May the Force Be With You
Professional Funny Car drive John Force switched from Pontiac to Mustang in 1997 and hasn’t looked back. He’s won nine Funny Car championships in a Mustang body. Well, it sorta looks like a Mustang…
Bringing Home a Championship
Ford put together a valiant effort for the new Boss 302 in the Grand-Am Continental Tire Sport Challenge, but it was Paul Brown who earned a championship for the new Boss when he won the GTS class championship for the 2011 World Challenge.
Forty Years Later
Exactly 40 years after Al Joniec won the 1968 NHRA Winternationals in a ’68 Cobra Jet Mustang John Calvert drove a new Cobra Jet Mustang, based on Ford Racing’s FR500CJ, to victory at the 2008 Winternationals. As a tribute to the original Cobra Jets, the ’08 Mustang, owned by Brent Hajek, was painted and lettered just like Joniec’s car from four decades earlier.
Gittin with the Drift
The Mustang entered the relatively new world of Formula Drift in 2005, but it wasn’t until Vaughn Gittin Jr. took over the reins in 2008 that attitude merged with talent to place the Mustang among drifting’s elite. Gittin Jr. won the 2010 Formula Drift championship and remains one of the most popular drivers on the circuit with his ’14 Mustang.
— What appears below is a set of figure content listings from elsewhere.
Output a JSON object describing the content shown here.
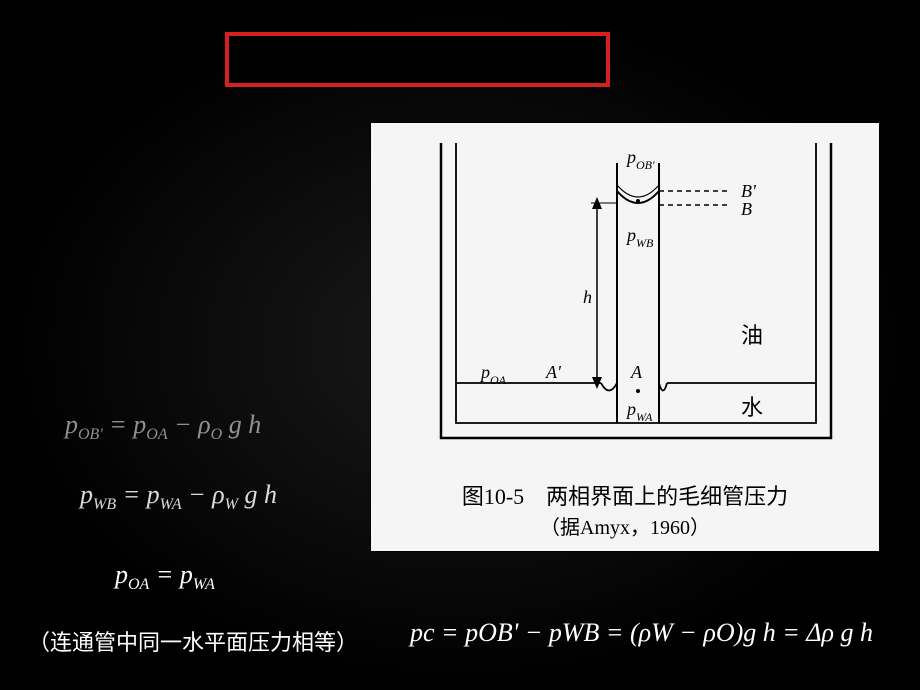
{
  "redBox": {
    "borderColor": "#d62020"
  },
  "equations": {
    "eq1_html": "p<span class='sub'>OB'</span> = p<span class='sub'>OA</span> − ρ<span class='sub'>O</span> g h",
    "eq2_html": "p<span class='sub'>WB</span> = p<span class='sub'>WA</span> − ρ<span class='sub'>W</span> g h",
    "eq3_html": "p<span class='sub'>OA</span> = p<span class='sub'>WA</span>",
    "note": "（连通管中同一水平面压力相等）",
    "eq4_html": "p<span class='sub'>c</span> = p<span class='sub'>OB</span>' − p<span class='sub'>WB</span> = (ρ<span class='sub'>W</span> − ρ<span class='sub'>O</span>)g h = Δρ g h"
  },
  "figure": {
    "caption_line1": "图10-5　两相界面上的毛细管压力",
    "caption_line2": "（据Amyx，1960）",
    "labels": {
      "p_ob": "p",
      "p_ob_sub": "OB'",
      "p_wb": "p",
      "p_wb_sub": "WB",
      "p_oa": "p",
      "p_oa_sub": "OA",
      "p_wa": "p",
      "p_wa_sub": "WA",
      "h": "h",
      "A": "A",
      "Aprime": "A'",
      "B": "B",
      "Bprime": "B'",
      "oil": "油",
      "water": "水"
    },
    "style": {
      "bg": "#f5f5f5",
      "stroke": "#000000",
      "strokeWidth": 1.8
    }
  }
}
Nationwide is on Your Side
With NASCAR’s switch to “musclecars” for its second-tier Nationwide series in 2010, the Mustang entered the big-time world of high-profile racing. Ricky Stenhouse Jr., in the number 6 Roush Fenway Racing Mustang, won the Nationwide championship in 2011 and 2012.
Shelby’s Sports Car
The launch of the Mustang in the spring of 1964 was an obvious success, but Ford’s Lee Iacocca desired more. With the introduction of the fastback in the summer of 1964, Iacocca wanted to polish the Mustang’s image as a sports car by competing in road racing. He turned to racer-turned-car-builder Carroll Shelby, who transformed 289 Hi-Po fastbacks into Shelby GT 350s. In January 1965, Shelby sent a crew, including drivers Ken Miles and Bob Bondurant, to Willow Spring Raceway in California to test the first GT 350 competition model.
During 1965, the Shelby “R-Models,” as they became known, dominated the SCCA’s B-Production class, with Shelby team driver Jerry Titus winning the national championship.